The SEC alleges that NDD and its owners Robert L. Gavin and Daniel J. Hogan have raised over $62 million from hundreds of investors in various states in the U.S. and foreign countries for interests in one of four "man camp" projects. According to the SEC's complaint filed yesterday in U.S. District Court for the District of North Dakota, investors bought "units" in NDD's projects motivated by the Defendants' promises of exceptionally high annual returns, up to 42%, and that NDD would jointly manage all of the units as a fully-developed short-term housing facility with amenities typically found in a hotel. The SEC also alleges that the Defendants offered investors the option of receiving a "guaranteed" annual return of up to 25% of the purchase price of their unit without regard to actual rental income. As further inducement to invest, Defendants also promised investors that the various projects would be operational in a very short time frame, often within months. In reality, the SEC alleges, despite the substantial amount of funds raised by the Defendants since May 2012, at the present time, none of the projects are fully operational and one of the projects offered does not even have governmental approval for construction to begin.

According to the SEC's complaint, Defendants directly or indirectly made material misrepresentations and omissions regarding the use of investor funds, the payment of commissions, and the return on the investment. Among other things, the SEC alleges that NDD's first project was delayed and unprofitable. The SEC alleges that, despite the lack of profits, the Defendants made Ponzi-style payments to certain early investors by paying their "guaranteed" returns using funds provided by later investors. The SEC also alleges that instead of developing the projects as promised, the Defendants have misappropriated over $25 million of investor funds to pay undisclosed commissions to sales agents, make payments to Gavin and Hogan, make investments in unrelated Bakken area projects for Gavin's and Hogan's personal benefit, and to make the Ponzi-like payments.

On May 5, 2015, the Honorable Daniel L. Hovland for the U.S. District Court for the District of North Dakota granted the SEC's request for a temporary restraining order and asset freeze against NDD, Gavin, and Hogan.
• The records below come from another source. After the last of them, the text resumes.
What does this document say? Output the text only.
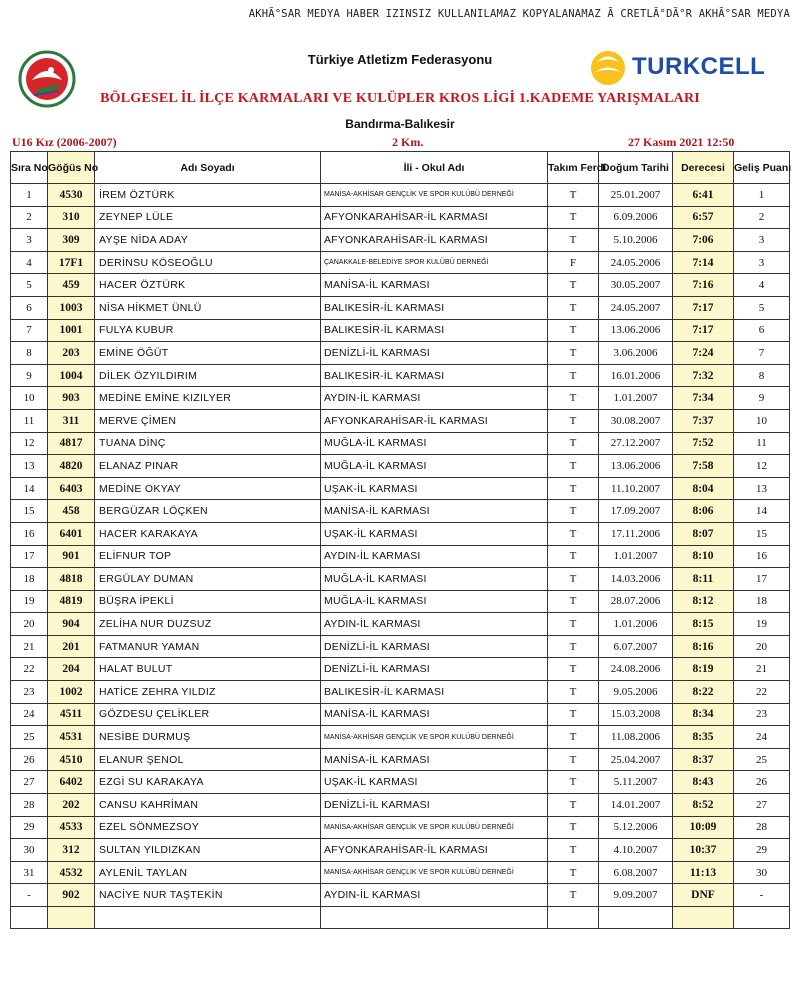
AKHÃ°SAR MEDYA HABER IZINSIZ KULLANILAMAZ KOPYALANAMAZ Ã CRETLÃ°DÃ°R AKHÃ°SAR MEDYA
Türkiye Atletizm Federasyonu	TURKCELL
BÖLGESEL İL İLÇE KARMALARI VE KULÜPLER KROS LİGİ 1.KADEME YARIŞMALARI
Bandırma-Balıkesir
U16 Kız (2006-2007)	2 Km.	27 Kasım 2021 12:50
Sıra No	Göğüs No	Adı Soyadı	İli - Okul Adı	Takım Ferdi	Doğum Tarihi	Derecesi	Geliş Puanı
1	4530	İREM ÖZTÜRK	MANİSA-AKHİSAR GENÇLİK VE SPOR KULÜBÜ DERNEĞİ	T	25.01.2007	6:41	1
2	310	ZEYNEP LÜLE	AFYONKARAHİSAR-İL KARMASI	T	6.09.2006	6:57	2
3	309	AYŞE NİDA ADAY	AFYONKARAHİSAR-İL KARMASI	T	5.10.2006	7:06	3
4	17F1	DERİNSU KÖSEOĞLU	ÇANAKKALE-BELEDİYE SPOR KULÜBÜ DERNEĞİ	F	24.05.2006	7:14	3
5	459	HACER ÖZTÜRK	MANİSA-İL KARMASI	T	30.05.2007	7:16	4
6	1003	NİSA HİKMET ÜNLÜ	BALIKESİR-İL KARMASI	T	24.05.2007	7:17	5
7	1001	FULYA KUBUR	BALIKESİR-İL KARMASI	T	13.06.2006	7:17	6
8	203	EMİNE ÖĞÜT	DENİZLİ-İL KARMASI	T	3.06.2006	7:24	7
9	1004	DİLEK ÖZYILDIRIM	BALIKESİR-İL KARMASI	T	16.01.2006	7:32	8
10	903	MEDİNE EMİNE KIZILYER	AYDIN-İL KARMASI	T	1.01.2007	7:34	9
11	311	MERVE ÇİMEN	AFYONKARAHİSAR-İL KARMASI	T	30.08.2007	7:37	10
12	4817	TUANA DİNÇ	MUĞLA-İL KARMASI	T	27.12.2007	7:52	11
13	4820	ELANAZ PINAR	MUĞLA-İL KARMASI	T	13.06.2006	7:58	12
14	6403	MEDİNE OKYAY	UŞAK-İL KARMASI	T	11.10.2007	8:04	13
15	458	BERGÜZAR LÖÇKEN	MANİSA-İL KARMASI	T	17.09.2007	8:06	14
16	6401	HACER KARAKAYA	UŞAK-İL KARMASI	T	17.11.2006	8:07	15
17	901	ELİFNUR TOP	AYDIN-İL KARMASI	T	1.01.2007	8:10	16
18	4818	ERGÜLAY DUMAN	MUĞLA-İL KARMASI	T	14.03.2006	8:11	17
19	4819	BÜŞRA İPEKLİ	MUĞLA-İL KARMASI	T	28.07.2006	8:12	18
20	904	ZELİHA NUR DUZSUZ	AYDIN-İL KARMASI	T	1.01.2006	8:15	19
21	201	FATMANUR YAMAN	DENİZLİ-İL KARMASI	T	6.07.2007	8:16	20
22	204	HALAT BULUT	DENİZLİ-İL KARMASI	T	24.08.2006	8:19	21
23	1002	HATİCE ZEHRA YILDIZ	BALIKESİR-İL KARMASI	T	9.05.2006	8:22	22
24	4511	GÖZDESU ÇELİKLER	MANİSA-İL KARMASI	T	15.03.2008	8:34	23
25	4531	NESİBE DURMUŞ	MANİSA-AKHİSAR GENÇLİK VE SPOR KULÜBÜ DERNEĞİ	T	11.08.2006	8:35	24
26	4510	ELANUR ŞENOL	MANİSA-İL KARMASI	T	25.04.2007	8:37	25
27	6402	EZGİ SU KARAKAYA	UŞAK-İL KARMASI	T	5.11.2007	8:43	26
28	202	CANSU KAHRİMAN	DENİZLİ-İL KARMASI	T	14.01.2007	8:52	27
29	4533	EZEL SÖNMEZSOY	MANİSA-AKHİSAR GENÇLİK VE SPOR KULÜBÜ DERNEĞİ	T	5.12.2006	10:09	28
30	312	SULTAN YILDIZKAN	AFYONKARAHİSAR-İL KARMASI	T	4.10.2007	10:37	29
31	4532	AYLENİL TAYLAN	MANİSA-AKHİSAR GENÇLİK VE SPOR KULÜBÜ DERNEĞİ	T	6.08.2007	11:13	30
-	902	NACİYE NUR TAŞTEKİN	AYDIN-İL KARMASI	T	9.09.2007	DNF	-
A court hearing has been scheduled for May 18, 2015, on the SEC's motion for a preliminary injunction.

The Commission's complaint alleges that NDD, Gavin, and Hogan violated Sections 5(a), 5(c), and 17(a) of the Securities Act of 1933 and Section 10(b) of the Securities Exchange Act of 1934 and Rule 10b-5 thereunder; and seeks preliminary and permanent injunctions, disgorgement of ill-gotten gains with prejudgment interest, and financial penalties against each of them.

The SEC's investigation has been conducted by Michael Cates, Anne Romero, and J. Lee Robinson of the Denver Regional Office, with supervision by Ian S. Karpel. The SEC appreciates the assistance of the North Dakota Securities Department.